O jornalista, o verdadeiro jornalista, é um libertário por natureza e pela convicção de sua própria natureza. Uma natureza sensível e acolhedora. Uma convicção observadora de libertar mais do que a verdade, mas a transformação em benefício da sociedade. Opressão e jornalismo são antagônicos, para não dizer rivais, inimigos mortais que jamais serão parceiros. 

A liberdade está tão intrínseca ao jornalismo que quando falta, acaba por burlar a tentativa da verdade. De tal maneira que a liberdade é o mais importante instrumento de trabalho do jornalista e nenhuma outra profissão, nenhum outro setor como a imprensa, depende tanto da liberdade para se realizar.  

Em todos os tempos obscuros – não nos enganemos, estamos em tempos obscuros, de novo – a imprensa corajosa foi fundamental para resistir e transformar. Assim, repito meu automanual: o jornalismo exige, acima de tudo, sensibilidade. Não pode ser um mero relator de acontecimentos. 

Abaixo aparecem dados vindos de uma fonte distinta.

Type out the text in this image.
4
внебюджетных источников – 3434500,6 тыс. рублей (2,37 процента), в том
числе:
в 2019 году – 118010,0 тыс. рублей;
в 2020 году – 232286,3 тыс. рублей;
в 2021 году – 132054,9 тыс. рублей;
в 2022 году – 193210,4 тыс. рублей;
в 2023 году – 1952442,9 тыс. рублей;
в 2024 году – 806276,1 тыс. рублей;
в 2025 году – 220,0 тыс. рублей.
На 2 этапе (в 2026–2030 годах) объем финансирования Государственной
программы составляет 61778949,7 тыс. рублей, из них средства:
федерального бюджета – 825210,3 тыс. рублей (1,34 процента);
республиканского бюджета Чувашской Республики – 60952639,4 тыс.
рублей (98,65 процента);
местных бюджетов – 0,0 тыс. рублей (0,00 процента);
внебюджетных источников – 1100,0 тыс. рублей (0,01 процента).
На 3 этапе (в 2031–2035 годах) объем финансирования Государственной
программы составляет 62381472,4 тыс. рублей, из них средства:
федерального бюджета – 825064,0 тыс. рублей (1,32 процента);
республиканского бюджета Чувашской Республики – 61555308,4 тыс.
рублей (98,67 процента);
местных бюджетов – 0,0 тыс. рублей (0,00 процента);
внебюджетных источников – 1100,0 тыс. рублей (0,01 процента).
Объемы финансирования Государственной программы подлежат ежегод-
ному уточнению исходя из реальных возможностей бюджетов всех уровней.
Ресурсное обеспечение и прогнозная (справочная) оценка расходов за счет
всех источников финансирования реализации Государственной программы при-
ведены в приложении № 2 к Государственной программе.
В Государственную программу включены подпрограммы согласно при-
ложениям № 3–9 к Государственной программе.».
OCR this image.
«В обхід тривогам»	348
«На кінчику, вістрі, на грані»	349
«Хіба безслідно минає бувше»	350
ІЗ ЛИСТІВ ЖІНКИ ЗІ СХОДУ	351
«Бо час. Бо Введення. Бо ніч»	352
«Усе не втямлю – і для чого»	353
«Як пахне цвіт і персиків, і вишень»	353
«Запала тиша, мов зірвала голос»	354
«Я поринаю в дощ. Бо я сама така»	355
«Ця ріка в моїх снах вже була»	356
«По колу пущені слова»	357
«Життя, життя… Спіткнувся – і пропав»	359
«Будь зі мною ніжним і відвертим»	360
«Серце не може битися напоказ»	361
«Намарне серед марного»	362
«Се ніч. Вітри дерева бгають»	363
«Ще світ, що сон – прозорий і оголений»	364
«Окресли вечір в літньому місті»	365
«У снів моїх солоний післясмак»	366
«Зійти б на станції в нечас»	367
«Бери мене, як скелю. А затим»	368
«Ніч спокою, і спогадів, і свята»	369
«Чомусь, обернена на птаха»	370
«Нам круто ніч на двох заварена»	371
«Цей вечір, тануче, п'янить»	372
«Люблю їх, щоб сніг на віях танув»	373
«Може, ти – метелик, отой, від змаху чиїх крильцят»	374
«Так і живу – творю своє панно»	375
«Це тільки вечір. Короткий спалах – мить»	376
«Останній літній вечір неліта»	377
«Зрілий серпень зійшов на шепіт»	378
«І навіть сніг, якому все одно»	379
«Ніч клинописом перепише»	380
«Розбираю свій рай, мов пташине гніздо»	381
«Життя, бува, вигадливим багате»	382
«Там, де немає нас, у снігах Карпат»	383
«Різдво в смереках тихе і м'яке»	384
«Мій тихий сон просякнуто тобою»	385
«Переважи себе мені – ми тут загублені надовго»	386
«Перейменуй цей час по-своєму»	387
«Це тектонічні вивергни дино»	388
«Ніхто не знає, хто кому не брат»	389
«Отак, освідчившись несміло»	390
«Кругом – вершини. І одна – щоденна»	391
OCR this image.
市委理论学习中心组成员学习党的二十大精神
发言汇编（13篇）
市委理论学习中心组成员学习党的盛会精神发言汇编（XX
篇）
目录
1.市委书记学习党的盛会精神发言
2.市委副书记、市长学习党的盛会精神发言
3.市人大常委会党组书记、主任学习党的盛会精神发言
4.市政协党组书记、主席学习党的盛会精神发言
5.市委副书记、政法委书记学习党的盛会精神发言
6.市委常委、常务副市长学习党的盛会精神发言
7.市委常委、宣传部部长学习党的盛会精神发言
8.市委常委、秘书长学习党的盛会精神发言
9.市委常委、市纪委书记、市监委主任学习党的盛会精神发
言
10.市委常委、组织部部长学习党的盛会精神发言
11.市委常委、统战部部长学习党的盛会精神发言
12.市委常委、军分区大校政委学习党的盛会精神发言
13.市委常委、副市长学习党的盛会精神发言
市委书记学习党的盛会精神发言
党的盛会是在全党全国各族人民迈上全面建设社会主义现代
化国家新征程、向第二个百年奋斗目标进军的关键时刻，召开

E tem desafios que beiram o sobre-humano: deve ver poesia, sem se tornar poeta; deve fazer artes, sem ser artista; deve ensinar, sem ser professor; deve revisitar e entender a história, sem ser antropólogo; deve apostar na ciência, sem ser cientista; deve lutar pelo que acredita, sem ser militante. Deve, acima de tudo se abster, sem ser omisso. Nada de ser candidato a Clark Kent - mas se for necessário heroísmos – que assim seja para manter a imprensa livre para si, para os demais, para os que virão e para o povo.